Turek do tej pory przegrał tylko jeden pojedynek w zawodowej karierze. Trzy lata temu pokonał go na punkty prospekt wagi ciężkiej Efe Ajagba. Olimpijczyk z 2016 roku aż 12 pojedynków wygrał przed czasem.
Ali Eren Demirezen zażartował, że polski pięściarz powinien planować zakończenie kariery po walce z nim. "Babyface" do starcia przystąpi po dwóch dotkliwych porażkach z Robertem Heleniusem.
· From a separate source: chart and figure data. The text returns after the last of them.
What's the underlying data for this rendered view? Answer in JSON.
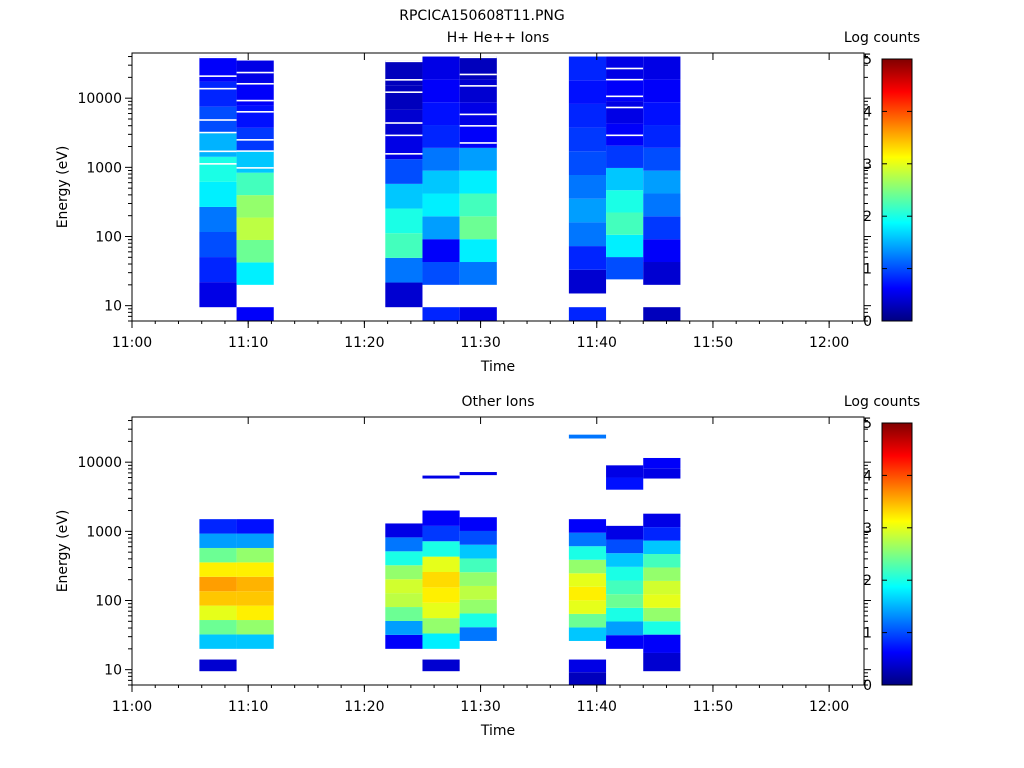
{
  "figure_title": "RPCICA150608T11.PNG",
  "colormap": [
    "#000080",
    "#0000ff",
    "#0080ff",
    "#00ffff",
    "#80ff80",
    "#ffff00",
    "#ff8000",
    "#ff0000",
    "#800000"
  ],
  "chart_data": [
    {
      "type": "heatmap",
      "title": "H+ He++ Ions",
      "xlabel": "Time",
      "ylabel": "Energy (eV)",
      "colorbar_label": "Log counts",
      "colorbar_ticks": [
        "0",
        "1",
        "2",
        "3",
        "4",
        "5"
      ],
      "colorbar_range": [
        0,
        5
      ],
      "x_tick_labels": [
        "11:00",
        "11:10",
        "11:20",
        "11:30",
        "11:40",
        "11:50",
        "12:00"
      ],
      "x_tick_minutes": [
        0,
        10,
        20,
        30,
        40,
        50,
        60
      ],
      "x_range_minutes": [
        0,
        63
      ],
      "y_scale": "log",
      "y_range": [
        6,
        45000
      ],
      "y_tick_labels": [
        "10",
        "100",
        "1000",
        "10000"
      ],
      "y_tick_values": [
        10,
        100,
        1000,
        10000
      ],
      "columns": [
        {
          "t0": 5.8,
          "t1": 9.0,
          "e0": 9.5,
          "e1": 40000,
          "levels": [
            0.5,
            0.8,
            1.0,
            1.2,
            1.8,
            2.0,
            1.5,
            1.0,
            0.8,
            0.6
          ],
          "gap_above": 500
        },
        {
          "t0": 9.0,
          "t1": 12.2,
          "e0": 20,
          "e1": 35000,
          "levels": [
            1.8,
            2.4,
            2.8,
            2.6,
            2.2,
            1.6,
            0.9,
            0.7,
            0.6,
            0.5
          ],
          "gap_above": 600
        },
        {
          "t0": 9.0,
          "t1": 12.2,
          "e0": 6,
          "e1": 9.5,
          "levels": [
            0.6
          ]
        },
        {
          "t0": 21.8,
          "t1": 25.0,
          "e0": 9.5,
          "e1": 35000,
          "levels": [
            0.4,
            1.2,
            2.2,
            2.0,
            1.6,
            1.0,
            0.5,
            0.4,
            0.3,
            0.3
          ],
          "gap_above": 800
        },
        {
          "t0": 25.0,
          "t1": 28.2,
          "e0": 20,
          "e1": 40000,
          "levels": [
            1.0,
            0.6,
            1.4,
            1.8,
            1.6,
            1.2,
            0.8,
            0.7,
            0.6,
            0.5
          ]
        },
        {
          "t0": 25.0,
          "t1": 28.2,
          "e0": 6,
          "e1": 9.5,
          "levels": [
            0.8
          ]
        },
        {
          "t0": 28.2,
          "t1": 31.4,
          "e0": 20,
          "e1": 40000,
          "levels": [
            1.2,
            1.8,
            2.4,
            2.2,
            1.8,
            1.4,
            0.6,
            0.5,
            0.4,
            0.3
          ],
          "gap_above": 900
        },
        {
          "t0": 28.2,
          "t1": 31.4,
          "e0": 6,
          "e1": 9.5,
          "levels": [
            0.5
          ]
        },
        {
          "t0": 37.6,
          "t1": 40.8,
          "e0": 15,
          "e1": 40000,
          "levels": [
            0.4,
            0.8,
            1.2,
            1.4,
            1.2,
            1.0,
            0.9,
            0.8,
            0.7,
            0.8
          ]
        },
        {
          "t0": 37.6,
          "t1": 40.8,
          "e0": 6,
          "e1": 9.5,
          "levels": [
            0.8
          ]
        },
        {
          "t0": 40.8,
          "t1": 44.0,
          "e0": 24,
          "e1": 40000,
          "levels": [
            1.0,
            1.8,
            2.2,
            2.0,
            1.6,
            0.9,
            0.6,
            0.5,
            0.6,
            0.5
          ],
          "gap_above": 1500
        },
        {
          "t0": 44.0,
          "t1": 47.2,
          "e0": 20,
          "e1": 40000,
          "levels": [
            0.4,
            0.6,
            0.9,
            1.2,
            1.4,
            1.0,
            0.8,
            0.7,
            0.6,
            0.5
          ]
        },
        {
          "t0": 44.0,
          "t1": 47.2,
          "e0": 6,
          "e1": 9.5,
          "levels": [
            0.3
          ]
        }
      ]
    },
    {
      "type": "heatmap",
      "title": "Other Ions",
      "xlabel": "Time",
      "ylabel": "Energy (eV)",
      "colorbar_label": "Log counts",
      "colorbar_ticks": [
        "0",
        "1",
        "2",
        "3",
        "4",
        "5"
      ],
      "colorbar_range": [
        0,
        5
      ],
      "x_tick_labels": [
        "11:00",
        "11:10",
        "11:20",
        "11:30",
        "11:40",
        "11:50",
        "12:00"
      ],
      "x_tick_minutes": [
        0,
        10,
        20,
        30,
        40,
        50,
        60
      ],
      "x_range_minutes": [
        0,
        63
      ],
      "y_scale": "log",
      "y_range": [
        6,
        45000
      ],
      "y_tick_labels": [
        "10",
        "100",
        "1000",
        "10000"
      ],
      "y_tick_values": [
        10,
        100,
        1000,
        10000
      ],
      "columns": [
        {
          "t0": 5.8,
          "t1": 9.0,
          "e0": 20,
          "e1": 1500,
          "levels": [
            1.6,
            2.4,
            3.0,
            3.4,
            3.6,
            3.2,
            2.4,
            1.4,
            0.8
          ]
        },
        {
          "t0": 5.8,
          "t1": 9.0,
          "e0": 9.5,
          "e1": 14,
          "levels": [
            0.4
          ]
        },
        {
          "t0": 9.0,
          "t1": 12.2,
          "e0": 20,
          "e1": 1500,
          "levels": [
            1.6,
            2.6,
            3.2,
            3.4,
            3.5,
            3.2,
            2.6,
            1.4,
            0.7
          ]
        },
        {
          "t0": 21.8,
          "t1": 25.0,
          "e0": 20,
          "e1": 1300,
          "levels": [
            0.6,
            1.4,
            2.4,
            2.8,
            2.9,
            2.6,
            2.0,
            1.2,
            0.5
          ]
        },
        {
          "t0": 25.0,
          "t1": 28.2,
          "e0": 20,
          "e1": 2000,
          "levels": [
            1.8,
            2.6,
            3.0,
            3.2,
            3.3,
            3.0,
            2.0,
            0.9,
            0.6
          ]
        },
        {
          "t0": 25.0,
          "t1": 28.2,
          "e0": 9.5,
          "e1": 14,
          "levels": [
            0.4
          ]
        },
        {
          "t0": 25.0,
          "t1": 28.2,
          "e0": 5800,
          "e1": 6400,
          "levels": [
            0.5
          ]
        },
        {
          "t0": 28.2,
          "t1": 31.4,
          "e0": 26,
          "e1": 1600,
          "levels": [
            1.2,
            2.0,
            2.6,
            2.8,
            2.6,
            2.2,
            1.6,
            1.0,
            0.6
          ]
        },
        {
          "t0": 28.2,
          "t1": 31.4,
          "e0": 6500,
          "e1": 7200,
          "levels": [
            0.5
          ]
        },
        {
          "t0": 37.6,
          "t1": 40.8,
          "e0": 26,
          "e1": 1500,
          "levels": [
            1.6,
            2.4,
            3.0,
            3.2,
            3.0,
            2.6,
            2.0,
            1.2,
            0.6
          ]
        },
        {
          "t0": 37.6,
          "t1": 40.8,
          "e0": 6,
          "e1": 14,
          "levels": [
            0.3,
            0.5
          ]
        },
        {
          "t0": 37.6,
          "t1": 40.8,
          "e0": 22000,
          "e1": 25000,
          "levels": [
            1.2
          ]
        },
        {
          "t0": 40.8,
          "t1": 44.0,
          "e0": 20,
          "e1": 1200,
          "levels": [
            0.6,
            1.4,
            2.0,
            2.4,
            2.2,
            2.0,
            1.6,
            1.0,
            0.5
          ]
        },
        {
          "t0": 40.8,
          "t1": 44.0,
          "e0": 4000,
          "e1": 9000,
          "levels": [
            0.7,
            0.5
          ]
        },
        {
          "t0": 44.0,
          "t1": 47.2,
          "e0": 32,
          "e1": 1800,
          "levels": [
            2.0,
            2.6,
            3.0,
            2.9,
            2.6,
            2.2,
            1.6,
            0.8,
            0.5
          ]
        },
        {
          "t0": 44.0,
          "t1": 47.2,
          "e0": 9.5,
          "e1": 32,
          "levels": [
            0.4,
            0.6
          ]
        },
        {
          "t0": 44.0,
          "t1": 47.2,
          "e0": 5800,
          "e1": 11500,
          "levels": [
            0.5,
            0.6
          ]
        }
      ]
    }
  ]
}
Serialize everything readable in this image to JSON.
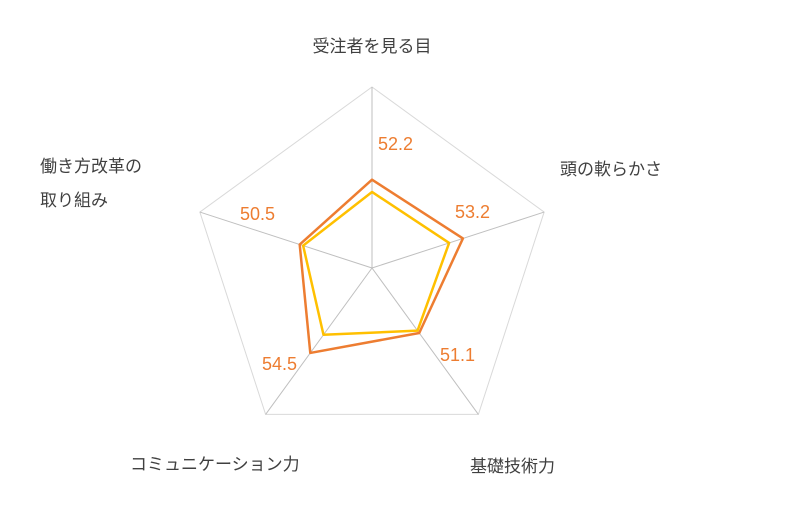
{
  "chart_data": {
    "type": "radar",
    "title": "",
    "axes": [
      [
        "受注者を見る目"
      ],
      [
        "頭の軟らかさ"
      ],
      [
        "基礎技術力"
      ],
      [
        "コミュニケーション力"
      ],
      [
        "働き方改革の",
        "取り組み"
      ]
    ],
    "series": [
      {
        "values": [
          52.2,
          53.2,
          51.1,
          54.5,
          50.5
        ],
        "color": "#ED7D31",
        "data_labels": [
          "52.2",
          "53.2",
          "51.1",
          "54.5",
          "50.5"
        ]
      },
      {
        "values": [
          50.5,
          51.2,
          50.7,
          51.4,
          50.0
        ],
        "color": "#FFC000"
      }
    ],
    "rlim": [
      40,
      65
    ],
    "grid": true,
    "legend": "none",
    "colors": {
      "grid": "#d9d9d9",
      "axis_text": "#404040",
      "label": "#ED7D31"
    }
  }
}
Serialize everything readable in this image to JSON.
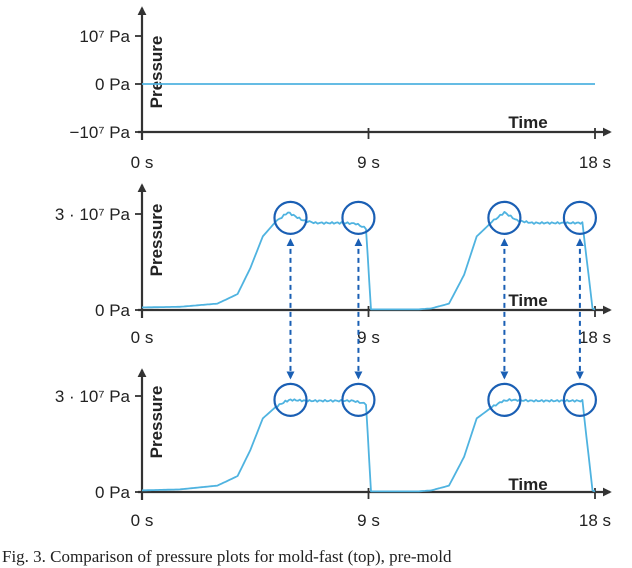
{
  "caption": "Fig. 3.   Comparison of pressure plots for mold-fast (top), pre-mold",
  "colors": {
    "signal": "#4fb3e0",
    "annotation": "#1a5fb4",
    "axis": "#333333"
  },
  "chart_data": [
    {
      "type": "line",
      "xlabel": "Time",
      "ylabel": "Pressure",
      "xticks": [
        {
          "value": 0,
          "label": "0 s"
        },
        {
          "value": 9,
          "label": "9 s"
        },
        {
          "value": 18,
          "label": "18 s"
        }
      ],
      "yticks": [
        {
          "value": 1,
          "label": "10⁷ Pa"
        },
        {
          "value": 0,
          "label": "0 Pa"
        },
        {
          "value": -1,
          "label": "−10⁷ Pa"
        }
      ],
      "xlim": [
        0,
        18
      ],
      "ylim": [
        -1,
        1
      ],
      "yunit": "10⁷ Pa",
      "series": [
        {
          "x": [
            0,
            18
          ],
          "y": [
            0,
            0
          ]
        }
      ]
    },
    {
      "type": "line",
      "xlabel": "Time",
      "ylabel": "Pressure",
      "xticks": [
        {
          "value": 0,
          "label": "0 s"
        },
        {
          "value": 9,
          "label": "9 s"
        },
        {
          "value": 18,
          "label": "18 s"
        }
      ],
      "yticks": [
        {
          "value": 3,
          "label": "3 · 10⁷ Pa"
        },
        {
          "value": 0,
          "label": "0 Pa"
        }
      ],
      "xlim": [
        0,
        18
      ],
      "ylim": [
        0,
        3.8
      ],
      "yunit": "10⁷ Pa",
      "series": [
        {
          "x": [
            0,
            1.5,
            3.0,
            3.8,
            4.3,
            4.8,
            5.3,
            5.8,
            6.4,
            6.9,
            7.4,
            8.0,
            8.5,
            8.9,
            9.1,
            11.0,
            11.5,
            12.2,
            12.8,
            13.3,
            13.9,
            14.4,
            14.9,
            15.5,
            16.2,
            16.9,
            17.5,
            17.9,
            18
          ],
          "y": [
            0.08,
            0.1,
            0.2,
            0.5,
            1.3,
            2.3,
            2.75,
            3.05,
            2.8,
            2.72,
            2.72,
            2.72,
            2.7,
            2.55,
            0.02,
            0.02,
            0.05,
            0.2,
            1.1,
            2.3,
            2.75,
            3.05,
            2.8,
            2.72,
            2.72,
            2.72,
            2.72,
            0.05,
            0.02
          ]
        }
      ],
      "annotations": [
        {
          "x": 5.9,
          "y": 2.88
        },
        {
          "x": 8.6,
          "y": 2.88
        },
        {
          "x": 14.4,
          "y": 2.88
        },
        {
          "x": 17.4,
          "y": 2.88
        }
      ]
    },
    {
      "type": "line",
      "xlabel": "Time",
      "ylabel": "Pressure",
      "xticks": [
        {
          "value": 0,
          "label": "0 s"
        },
        {
          "value": 9,
          "label": "9 s"
        },
        {
          "value": 18,
          "label": "18 s"
        }
      ],
      "yticks": [
        {
          "value": 3,
          "label": "3 · 10⁷ Pa"
        },
        {
          "value": 0,
          "label": "0 Pa"
        }
      ],
      "xlim": [
        0,
        18
      ],
      "ylim": [
        0,
        3.8
      ],
      "yunit": "10⁷ Pa",
      "series": [
        {
          "x": [
            0,
            1.5,
            3.0,
            3.8,
            4.3,
            4.8,
            5.3,
            5.7,
            5.9,
            6.5,
            7.5,
            8.4,
            8.9,
            9.1,
            11.0,
            11.5,
            12.2,
            12.8,
            13.3,
            13.9,
            14.3,
            14.6,
            15.5,
            16.5,
            17.5,
            17.9,
            18
          ],
          "y": [
            0.05,
            0.08,
            0.2,
            0.5,
            1.3,
            2.3,
            2.65,
            2.83,
            2.88,
            2.85,
            2.85,
            2.85,
            2.75,
            0.02,
            0.02,
            0.05,
            0.2,
            1.1,
            2.3,
            2.65,
            2.83,
            2.88,
            2.85,
            2.85,
            2.85,
            0.05,
            0.02
          ]
        }
      ],
      "annotations": [
        {
          "x": 5.9,
          "y": 2.88
        },
        {
          "x": 8.6,
          "y": 2.88
        },
        {
          "x": 14.4,
          "y": 2.88
        },
        {
          "x": 17.4,
          "y": 2.88
        }
      ]
    }
  ]
}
32-latek nie obawia się dopingu polskich kibiców, bo ma doświadczenie w wyjazdowych pojedynkach. - Czuję, że gdziekolwiek wkroczę, to moja ziemia. Nie martwię się o walkę w jakimkolwiek miejscu [...] Tak naprawdę nie martwię się o sędziów ani nic w tym rodzaju - dodał.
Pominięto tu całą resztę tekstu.